—Es muy probable que date de anoche. Estábamos todos muy agitados. También puede ser
que la propia señora Inglethorp hubiera dejado caer su vela.
—¿Sólo trajeron ustedes una vela a esta habitación?
—Sólo una. La llevaba Lawrence Cavendish. Pero estaba muy impresionado. Parecía haber
visto algo por ahí —indiqué la repisa de la chimenea— que le dejó completamente paralizado.
—Eso es interesante —dijo Poirot rápidamente—. Sí, es un hecho lleno de sugestiones —sus
ojos recorrían, mientras hablaba, toda la extensión de la pared—. Pero no fue su vela la que
produjo esa gran mancha, porque, como usted puede ver, está cera es blanca, mientras que la vela
que llevaba monsieur Lawrence, que todavía está ahí en el tocador, es de color de rosa. Por otra
parte, la señora Inglethorp no tenía candelabro en la habitación, y sí tan sólo una lamparita de
alcohol.
—Entonces, ¿qué consecuencia saca usted?
A mi pregunta contestó mi amigo de modo irritante, animándome a usar mis propias
facultades.
—¿Y el sexto descubrimiento? — pregunté—. Supongo será el chocolate.
—No —dijo Poirot pensativo—. Debía haber incluido el chocolate en el sexto, pero no lo hice.
No, el sexto me lo reservo de momento hasta que lo crea oportuno. Echó una rápida ojeada
alrededor de la habitación.
—No hay nada más que hacer aquí, a menos que... —Se quedó contemplando atentamente
durante largo rato las cenizas de la chimenea—. El fuego quema y destruye.
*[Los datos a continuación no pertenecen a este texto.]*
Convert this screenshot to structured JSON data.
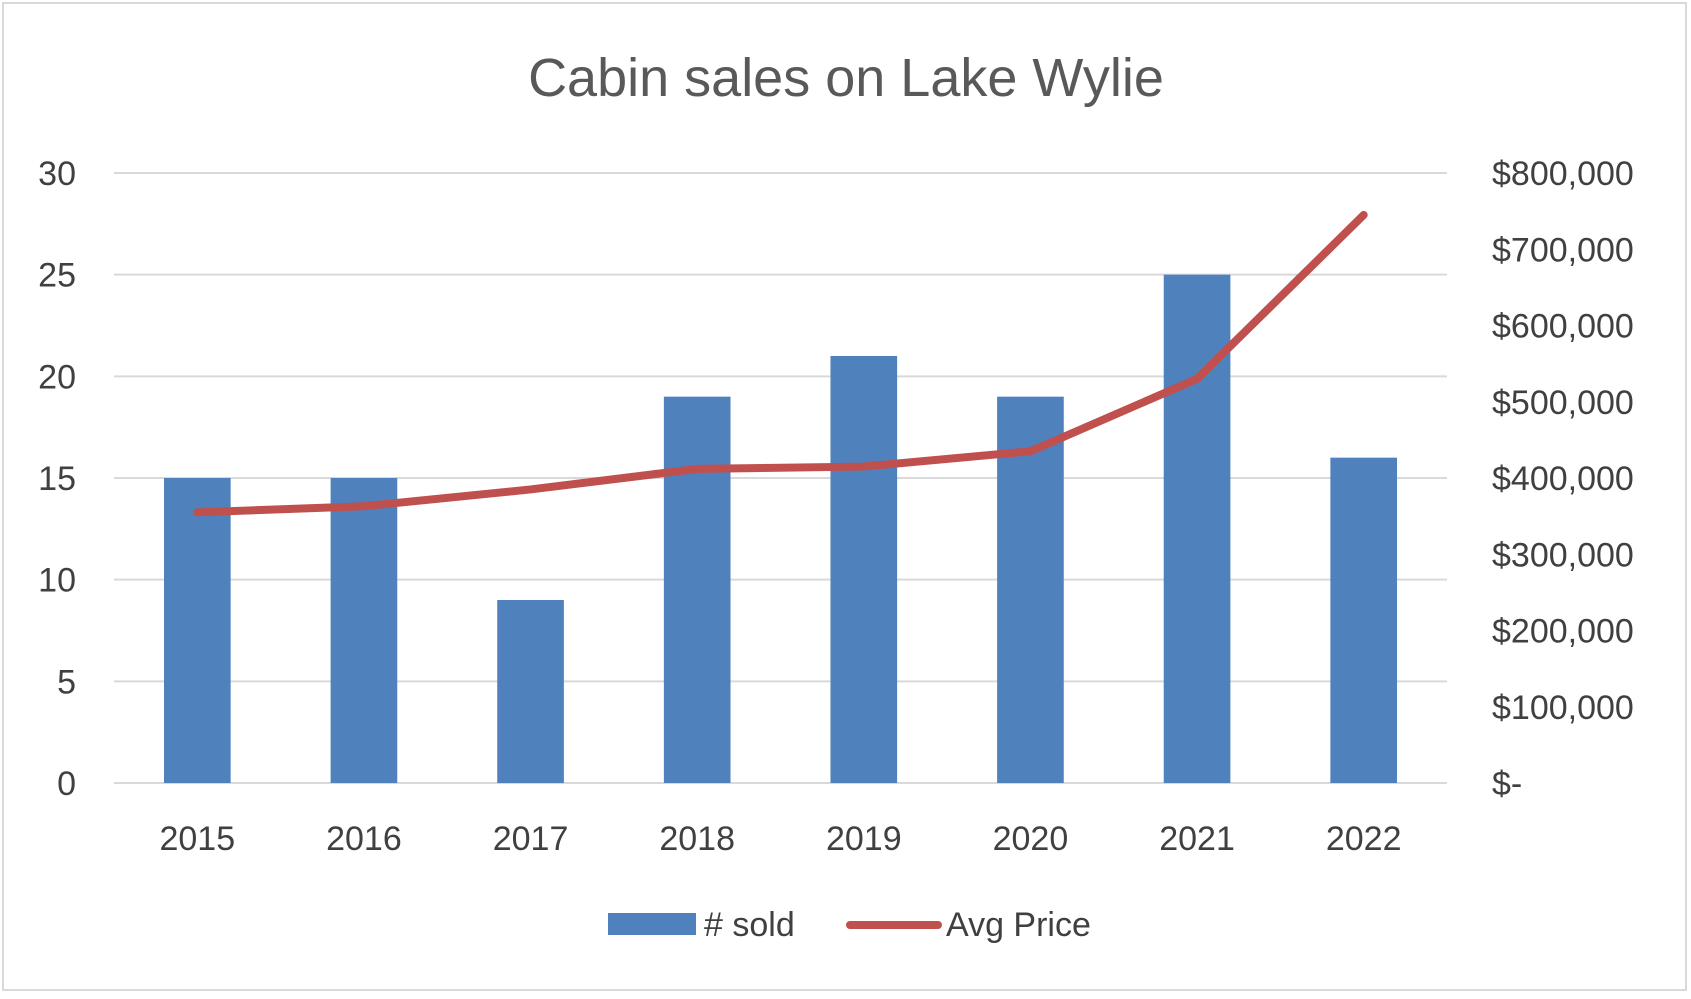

Pero puede ser que...
podría haber... ¡Vamos a verlo!
Se agachó y comenzó a separar las cenizas del hogar, poniéndolas en el guardafuego y
manejándolas con sumo cuidado. De pronto profirió una débil exclamación.
—¡Las pinzas, Hastings!
Se las di rápidamente y extrajo con pericia un pedacito de papel medio quemado.
—¡Vaya, mon ami! ¿Qué le parece a usted esto? Examinó el trozo de papel. A continuación
incluyó una reproducción exacta.
Me quedé perplejo. Era un papel muy grueso, completamente distinto del papel de notas
corriente. De pronto se me ocurrió una idea.
—¡Poirot! —exclamé—. Es un fragmento de un testamento.
—Exactamente.
Le miré fijamente.
—¿No le sorprende a usted?
—No —dijo gravemente—. Lo esperaba. Le devolví el trozo de papel y lo guardó en su
carpeta, con el mismo cuidado metódico con que hacía todas las cosas. Mi cabeza era un
torbellino. ¿Qué significaba aquella complicación del testamento? Quién la había destruido? ¿La
persona que había hecho la mancha en el suelo? Evidentemente. Pero ¿cómo había podido entrar
nadie en el cuarto? ¿Todas las puertas tenían echado el cerrojo por dentro.
— Ahora nos vamos, amigo mío — dijo Poirot vivamente —. Me gustaría hacer algunas
preguntas a la doncella... Se llama Dorcas, ¿verdad?
Pasamos a través del cuarto de Alfred Inglethorp y Poirot se detuvo en él para hacer un
examen breve, pero eficiente. Salimos por aquella puerta, cerrándola de nuevo, así como la de la
señora Inglethorp.
Poirot había expresado el deseo de ver el boudoir y bajamos juntos, dejándole allí mientras yo
iba en busca de Dorcas. Sin embargo, cuando volví con ella, el boudoir estaba vacío.